The data analysis techniques described in this paper provide a lens through which to view the university in its relations to other entities in society. New metrics bring opportunities for gaining insight into these relationships. The possibilities for the reorganisation of the relationships between universities, industry and government so as to stimulate economic growth or innovation can themselves be classed as innovations. The effects of innovations are often contested. Competing views of innovation characterise the internal dynamics of power within institutions. In most institutions, including government, management processes will eventually select “winning” innovations, providing appropriate levels of resource to develop good ideas further. The making of good decisions relies on a process of exploring the boundaries of dispute created by different kinds of innovation.

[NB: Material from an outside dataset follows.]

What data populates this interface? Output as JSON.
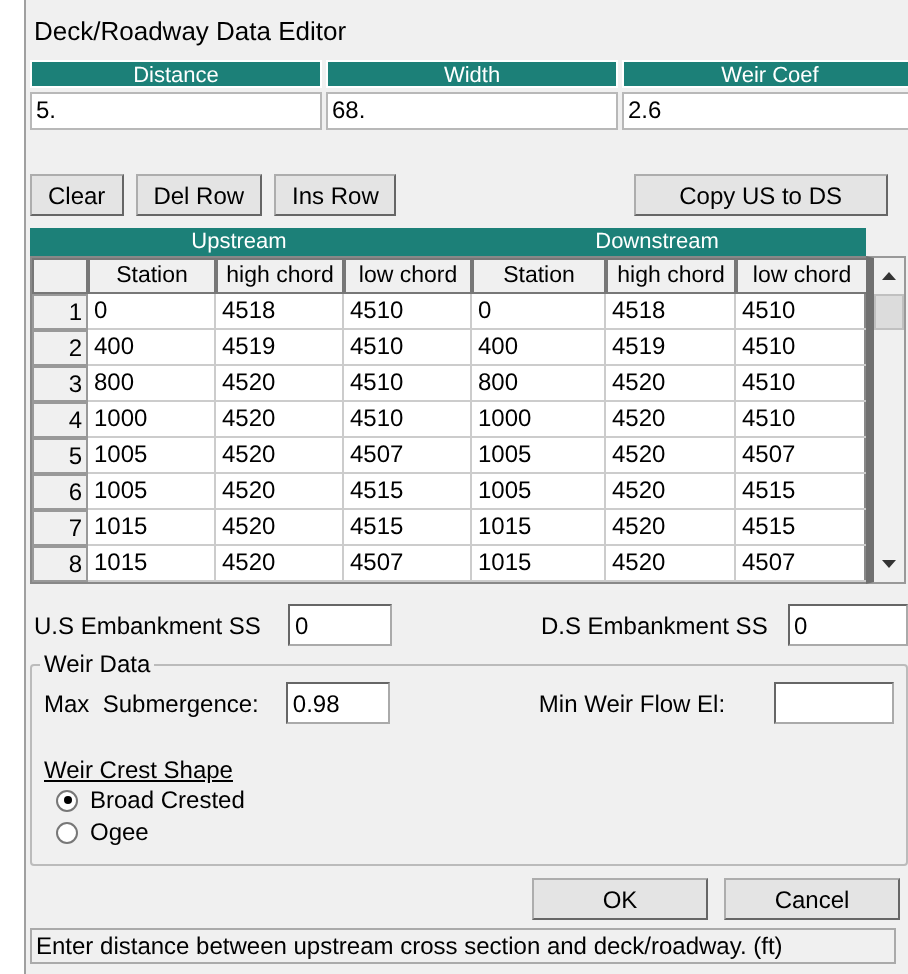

Whilst universities can be the locus of specific innovations, their broader discursive role provides a means of exploring contesting perspectives on innovation. They can do this because they possess sufficient redundancy of ideas and knowledge to auto-catalyse discourse in new areas. In doing so, they can contribute to a broader public discourse where some innovations which were once seen to be controversial become normalised. Importantly, the universities capacity for doing this is dependent on it maintaining a sufficiently broad knowledge-base: this breadth of knowledge and experience can be threatened by excessive market forces which reject branches of knowledge from the academic on the grounds of them not being fashionable.

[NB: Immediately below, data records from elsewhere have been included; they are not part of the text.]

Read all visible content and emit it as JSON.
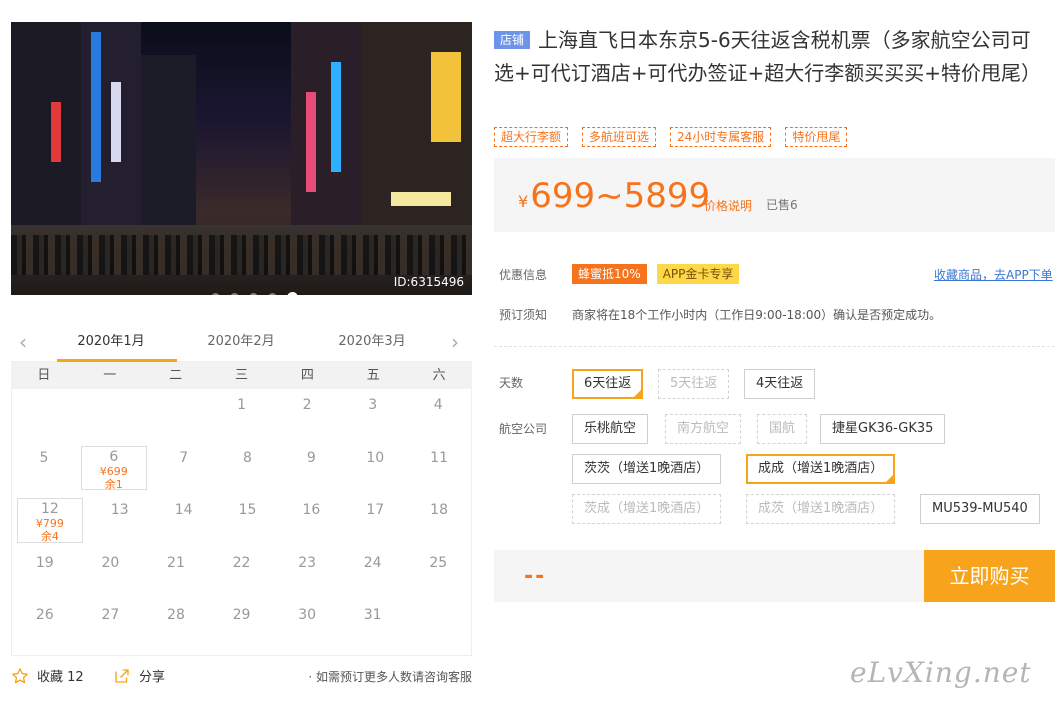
{
  "gallery": {
    "image_id": "ID:6315496",
    "dot_count": 5,
    "active_dot": 5
  },
  "calendar": {
    "months": [
      "2020年1月",
      "2020年2月",
      "2020年3月"
    ],
    "active_month": "2020年1月",
    "weekdays": [
      "日",
      "一",
      "二",
      "三",
      "四",
      "五",
      "六"
    ],
    "weeks": [
      [
        {
          "d": ""
        },
        {
          "d": ""
        },
        {
          "d": ""
        },
        {
          "d": "1"
        },
        {
          "d": "2"
        },
        {
          "d": "3"
        },
        {
          "d": "4"
        }
      ],
      [
        {
          "d": "5"
        },
        {
          "d": "6",
          "price": "¥699",
          "stock": "余1"
        },
        {
          "d": "7"
        },
        {
          "d": "8"
        },
        {
          "d": "9"
        },
        {
          "d": "10"
        },
        {
          "d": "11"
        }
      ],
      [
        {
          "d": "12",
          "price": "¥799",
          "stock": "余4"
        },
        {
          "d": "13"
        },
        {
          "d": "14"
        },
        {
          "d": "15"
        },
        {
          "d": "16"
        },
        {
          "d": "17"
        },
        {
          "d": "18"
        }
      ],
      [
        {
          "d": "19"
        },
        {
          "d": "20"
        },
        {
          "d": "21"
        },
        {
          "d": "22"
        },
        {
          "d": "23"
        },
        {
          "d": "24"
        },
        {
          "d": "25"
        }
      ],
      [
        {
          "d": "26"
        },
        {
          "d": "27"
        },
        {
          "d": "28"
        },
        {
          "d": "29"
        },
        {
          "d": "30"
        },
        {
          "d": "31"
        },
        {
          "d": ""
        }
      ]
    ]
  },
  "actions": {
    "favorite_label": "收藏 12",
    "share_label": "分享",
    "note": "· 如需预订更多人数请咨询客服"
  },
  "product": {
    "shop_badge": "店铺",
    "title": "上海直飞日本东京5-6天往返含税机票（多家航空公司可选+可代订酒店+可代办签证+超大行李额买买买+特价甩尾）",
    "tags": [
      "超大行李额",
      "多航班可选",
      "24小时专属客服",
      "特价甩尾"
    ]
  },
  "price": {
    "currency": "¥",
    "range": "699~5899",
    "note": "价格说明",
    "sold": "已售6"
  },
  "promotion": {
    "label": "优惠信息",
    "badges": [
      "蜂蜜抵10%",
      "APP金卡专享"
    ],
    "fav_link": "收藏商品，去APP下单"
  },
  "booking": {
    "label": "预订须知",
    "text": "商家将在18个工作小时内（工作日9:00-18:00）确认是否预定成功。"
  },
  "options": {
    "days_label": "天数",
    "days": [
      {
        "label": "6天往返",
        "state": "selected"
      },
      {
        "label": "5天往返",
        "state": "disabled"
      },
      {
        "label": "4天往返",
        "state": "normal"
      }
    ],
    "airline_label": "航空公司",
    "airlines": [
      {
        "label": "乐桃航空",
        "state": "normal"
      },
      {
        "label": "南方航空",
        "state": "disabled"
      },
      {
        "label": "国航",
        "state": "disabled"
      },
      {
        "label": "捷星GK36-GK35",
        "state": "normal"
      },
      {
        "label": "茨茨（增送1晚酒店）",
        "state": "normal"
      },
      {
        "label": "成成（增送1晚酒店）",
        "state": "selected"
      },
      {
        "label": "茨成（增送1晚酒店）",
        "state": "disabled"
      },
      {
        "label": "成茨（增送1晚酒店）",
        "state": "disabled"
      },
      {
        "label": "MU539-MU540",
        "state": "normal"
      }
    ]
  },
  "purchase": {
    "quantity": "--",
    "buy_label": "立即购买"
  },
  "watermark": "eLvXing.net",
  "colors": {
    "accent": "#f7731b",
    "button": "#f7a31b",
    "badge_blue": "#6d95e7",
    "link": "#3a76d3"
  }
}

The BitCoin and Block Chain story illustrates the role of universities as the site of contest between discourses, and as an actor in the process of normalising technologies which in their inception were seen as challenging. The issues surrounding Block Chain particularly are not just issues about technical implementation or new kinds of software: they are issues about trust in institutions and their management processes, including universities. The discourse dynamics illustrated by the Triple Helix allows for the description of this process as one where redundancies of expectation are produced not only within the transactional productions of the academy (i.e. academic papers) but also within the management of institutions surrounding education, including university management, academic quality agencies, institutional ranking organisations, academic journals, as well as other institutions which the university is associated with such as health or law.

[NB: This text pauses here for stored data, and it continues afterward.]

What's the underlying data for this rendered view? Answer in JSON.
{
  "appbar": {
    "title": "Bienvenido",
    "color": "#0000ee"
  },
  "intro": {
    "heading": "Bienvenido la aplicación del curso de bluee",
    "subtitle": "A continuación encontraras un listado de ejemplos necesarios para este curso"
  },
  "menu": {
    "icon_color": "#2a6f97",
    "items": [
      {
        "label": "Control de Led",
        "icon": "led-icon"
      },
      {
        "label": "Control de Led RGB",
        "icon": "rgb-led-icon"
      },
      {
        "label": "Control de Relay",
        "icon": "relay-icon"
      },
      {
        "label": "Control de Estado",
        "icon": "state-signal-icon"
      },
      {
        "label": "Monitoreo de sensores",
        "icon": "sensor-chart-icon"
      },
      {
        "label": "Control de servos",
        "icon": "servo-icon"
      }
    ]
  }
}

The way a society conceives of innovation and economic growth is itself an innovation: inevitably innovation theories are the “slaves of some defunct economist” (Keynes 1937). Whilst some innovation activity can be accommodated within an existing paradigm, other innovations—particularly those concerned with communication or trust—change expectations and demand new theories and new approaches to the institutions which are seen to be responsible for supporting innovation. Universities are faced with conflicting narratives about themselves. The Triple Helix presents a generalised dynamics of communication which can help clarify the nature of the relationship between universities and their society. Using the Triple Helix to view technical innovations which challenge the way institutions are organised, such as Block Chain, can help to make the case for a balance to be struck between the market forces which tend to constrain the university’s activity, and the role of the university as a site of disputation. Into this higher level contest about the nature and role of universities in the relation to society, it might be hoped that the analytical techniques of the Triple Helix help government, industry and universities to head the plea of Pope Pius XII who argued for the acceptance of scientific discovery within the Catholic Church: “One Galileo in two thousand years is enough” (Beer 1975).